Il programma del 4 febbraio

Il 4 febbraio è caratterizzato dalla Messa dell’Aurora, che si svolge alle prime luci dell’alba. Questo evento è seguito dalla processione delle reliquie di Sant’Agata, che attraversa i luoghi più significativi della città, come Porta Uzeda e piazza Stesicoro. La giornata culmina con il rientro del fercolo in piazza Duomo, dove la comunità si riunisce per festeggiare.

La conclusione delle celebrazioni

Il 5 febbraio rappresenta il culmine della festa con il Solenne Pontificale in Cattedrale. Questo giorno è caratterizzato dalla processione finale delle sacre reliquie, che si snoda per le vie principali, tra cui via Etnea e piazza Cavour. A conclusione della giornata, l’Arcivescovo presiede la celebrazione di benedizione e ringraziamento, un momento che sottolinea il profondo legame tra la città e la sua patrona.

Attività collaterali e tradizioni

Oltre agli eventi principali, la festa di Sant’Agata è arricchita da una serie di attività collaterali. Durante i giorni di preparazione, dal 30 gennaio al 2 febbraio, si svolgono messe speciali dedicate a diverse categorie della popolazione, tra cui forze armate e donne vittime di violenza. Inoltre, dal 9 al 11 febbraio si tiene un’ostensione straordinaria delle reliquie per le scuole, un’iniziativa volta a coinvolgere i più giovani nella tradizione e nella devozione.

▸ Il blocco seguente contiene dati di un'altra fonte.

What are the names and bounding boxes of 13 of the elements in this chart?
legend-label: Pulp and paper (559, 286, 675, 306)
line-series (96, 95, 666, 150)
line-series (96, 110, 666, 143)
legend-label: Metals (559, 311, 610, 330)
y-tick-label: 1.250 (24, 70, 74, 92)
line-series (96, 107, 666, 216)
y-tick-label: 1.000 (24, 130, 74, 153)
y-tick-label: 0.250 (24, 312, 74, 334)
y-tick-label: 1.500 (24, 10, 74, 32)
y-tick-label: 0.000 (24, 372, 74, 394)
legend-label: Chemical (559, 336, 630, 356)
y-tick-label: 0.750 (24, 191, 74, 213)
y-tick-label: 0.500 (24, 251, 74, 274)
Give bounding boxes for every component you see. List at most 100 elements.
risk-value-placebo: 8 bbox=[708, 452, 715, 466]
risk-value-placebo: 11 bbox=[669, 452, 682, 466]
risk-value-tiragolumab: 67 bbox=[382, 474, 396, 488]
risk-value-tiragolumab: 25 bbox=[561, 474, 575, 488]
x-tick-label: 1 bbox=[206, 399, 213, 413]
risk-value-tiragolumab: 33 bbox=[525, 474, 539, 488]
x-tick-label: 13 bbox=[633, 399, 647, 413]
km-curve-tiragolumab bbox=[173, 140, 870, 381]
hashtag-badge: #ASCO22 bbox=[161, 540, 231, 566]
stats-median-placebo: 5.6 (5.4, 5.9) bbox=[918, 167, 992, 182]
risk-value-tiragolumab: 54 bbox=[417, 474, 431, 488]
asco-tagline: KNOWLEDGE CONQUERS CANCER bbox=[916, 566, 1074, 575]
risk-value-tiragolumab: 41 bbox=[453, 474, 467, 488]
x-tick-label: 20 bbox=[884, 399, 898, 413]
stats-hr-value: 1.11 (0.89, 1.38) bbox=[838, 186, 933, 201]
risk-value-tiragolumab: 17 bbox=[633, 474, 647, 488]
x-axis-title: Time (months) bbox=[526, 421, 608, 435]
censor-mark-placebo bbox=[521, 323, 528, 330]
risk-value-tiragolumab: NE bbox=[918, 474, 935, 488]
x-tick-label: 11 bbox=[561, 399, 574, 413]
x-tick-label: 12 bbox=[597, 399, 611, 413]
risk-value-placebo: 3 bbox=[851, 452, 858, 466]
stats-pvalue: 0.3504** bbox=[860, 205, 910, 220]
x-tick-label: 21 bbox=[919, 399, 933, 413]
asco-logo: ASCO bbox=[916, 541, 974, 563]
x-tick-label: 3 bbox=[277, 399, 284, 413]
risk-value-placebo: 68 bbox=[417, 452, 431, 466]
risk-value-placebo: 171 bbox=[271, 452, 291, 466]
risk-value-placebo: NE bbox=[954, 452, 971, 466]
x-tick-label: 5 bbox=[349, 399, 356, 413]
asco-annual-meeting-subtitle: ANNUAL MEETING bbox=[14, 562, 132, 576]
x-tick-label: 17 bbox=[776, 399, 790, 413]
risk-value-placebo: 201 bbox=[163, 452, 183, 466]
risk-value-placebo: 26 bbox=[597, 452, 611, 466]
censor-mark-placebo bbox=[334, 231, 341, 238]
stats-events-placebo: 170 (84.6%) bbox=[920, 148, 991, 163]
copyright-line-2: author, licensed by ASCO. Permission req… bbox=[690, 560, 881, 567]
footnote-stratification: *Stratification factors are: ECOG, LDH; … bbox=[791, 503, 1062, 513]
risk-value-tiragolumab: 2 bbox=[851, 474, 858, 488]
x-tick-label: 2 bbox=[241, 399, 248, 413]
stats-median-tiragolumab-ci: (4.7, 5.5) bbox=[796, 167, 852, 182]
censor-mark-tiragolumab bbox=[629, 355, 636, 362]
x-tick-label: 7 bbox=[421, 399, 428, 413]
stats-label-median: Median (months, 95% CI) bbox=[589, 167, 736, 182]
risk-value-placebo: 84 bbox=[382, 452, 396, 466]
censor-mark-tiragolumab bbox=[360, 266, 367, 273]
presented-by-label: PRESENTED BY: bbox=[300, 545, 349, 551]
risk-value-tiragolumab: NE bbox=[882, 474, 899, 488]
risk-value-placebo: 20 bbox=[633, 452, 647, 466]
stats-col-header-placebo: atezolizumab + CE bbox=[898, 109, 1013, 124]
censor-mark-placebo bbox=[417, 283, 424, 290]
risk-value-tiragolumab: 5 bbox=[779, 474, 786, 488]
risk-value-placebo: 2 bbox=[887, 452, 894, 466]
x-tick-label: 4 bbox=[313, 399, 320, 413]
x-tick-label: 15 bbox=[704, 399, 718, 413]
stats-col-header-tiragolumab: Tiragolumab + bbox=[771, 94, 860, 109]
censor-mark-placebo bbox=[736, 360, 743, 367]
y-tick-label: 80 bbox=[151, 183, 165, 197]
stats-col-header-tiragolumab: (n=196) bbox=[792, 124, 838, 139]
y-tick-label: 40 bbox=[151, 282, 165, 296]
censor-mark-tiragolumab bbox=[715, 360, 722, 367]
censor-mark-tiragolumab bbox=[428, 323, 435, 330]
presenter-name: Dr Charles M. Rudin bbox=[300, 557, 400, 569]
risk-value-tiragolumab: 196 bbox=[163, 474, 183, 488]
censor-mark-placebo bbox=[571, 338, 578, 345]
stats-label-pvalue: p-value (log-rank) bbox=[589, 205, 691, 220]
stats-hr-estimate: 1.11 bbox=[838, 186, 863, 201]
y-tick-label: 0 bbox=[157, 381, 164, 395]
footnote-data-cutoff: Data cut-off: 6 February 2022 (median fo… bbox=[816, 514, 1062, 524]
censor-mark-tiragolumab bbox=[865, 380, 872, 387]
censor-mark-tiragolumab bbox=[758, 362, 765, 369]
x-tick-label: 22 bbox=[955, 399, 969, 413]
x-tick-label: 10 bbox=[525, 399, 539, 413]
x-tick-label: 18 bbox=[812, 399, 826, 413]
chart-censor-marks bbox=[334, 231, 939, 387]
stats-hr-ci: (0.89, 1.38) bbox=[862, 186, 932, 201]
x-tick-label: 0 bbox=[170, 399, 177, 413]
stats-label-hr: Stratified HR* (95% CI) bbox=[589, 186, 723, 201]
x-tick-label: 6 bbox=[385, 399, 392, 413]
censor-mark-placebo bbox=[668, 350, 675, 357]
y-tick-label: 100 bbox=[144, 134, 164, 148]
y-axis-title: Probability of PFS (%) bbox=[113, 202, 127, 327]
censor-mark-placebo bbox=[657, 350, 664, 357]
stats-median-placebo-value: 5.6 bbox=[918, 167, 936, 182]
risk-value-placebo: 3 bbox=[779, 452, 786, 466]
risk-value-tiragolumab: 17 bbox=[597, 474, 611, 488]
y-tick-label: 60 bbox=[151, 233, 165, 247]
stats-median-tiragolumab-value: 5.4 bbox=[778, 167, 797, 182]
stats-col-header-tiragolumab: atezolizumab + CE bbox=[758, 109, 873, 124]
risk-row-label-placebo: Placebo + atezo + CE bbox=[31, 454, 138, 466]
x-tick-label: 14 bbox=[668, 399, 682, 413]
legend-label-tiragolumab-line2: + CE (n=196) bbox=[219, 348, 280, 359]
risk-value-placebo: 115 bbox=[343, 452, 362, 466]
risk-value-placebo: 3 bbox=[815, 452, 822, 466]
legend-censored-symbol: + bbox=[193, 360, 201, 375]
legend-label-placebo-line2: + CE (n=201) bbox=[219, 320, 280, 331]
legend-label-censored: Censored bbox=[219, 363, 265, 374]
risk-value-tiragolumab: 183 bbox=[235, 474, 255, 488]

La festa di Sant’Agata si configura quindi non solo come un evento religioso, ma anche come un vero e proprio patrimonio culturale che coinvolge centinaia di migliaia di persone. Essa crea un’atmosfera di festa e spiritualità che permea la città. Non rappresenta solo un momento di celebrazione, ma un’opportunità per tutti di partecipare a una tradizione che si tramanda da secoli, unendo fede e comunità in un’esperienza collettiva unica. La partecipazione attiva della popolazione, insieme alle numerose attività collaterali, rende questo evento un simbolo di identità e unità per la città di Catania.

Ilaria Galli
Autore

Ilaria Galli

Ilaria Galli ha firmato il desk che ha svelato un caso amministrativo triestino dopo accessi agli atti al Municipio, sostenendo la linea editoriale di rigore documentale. Editor di redazione, ha un tratto unico: colleziona verbali storici del Porto Vecchio.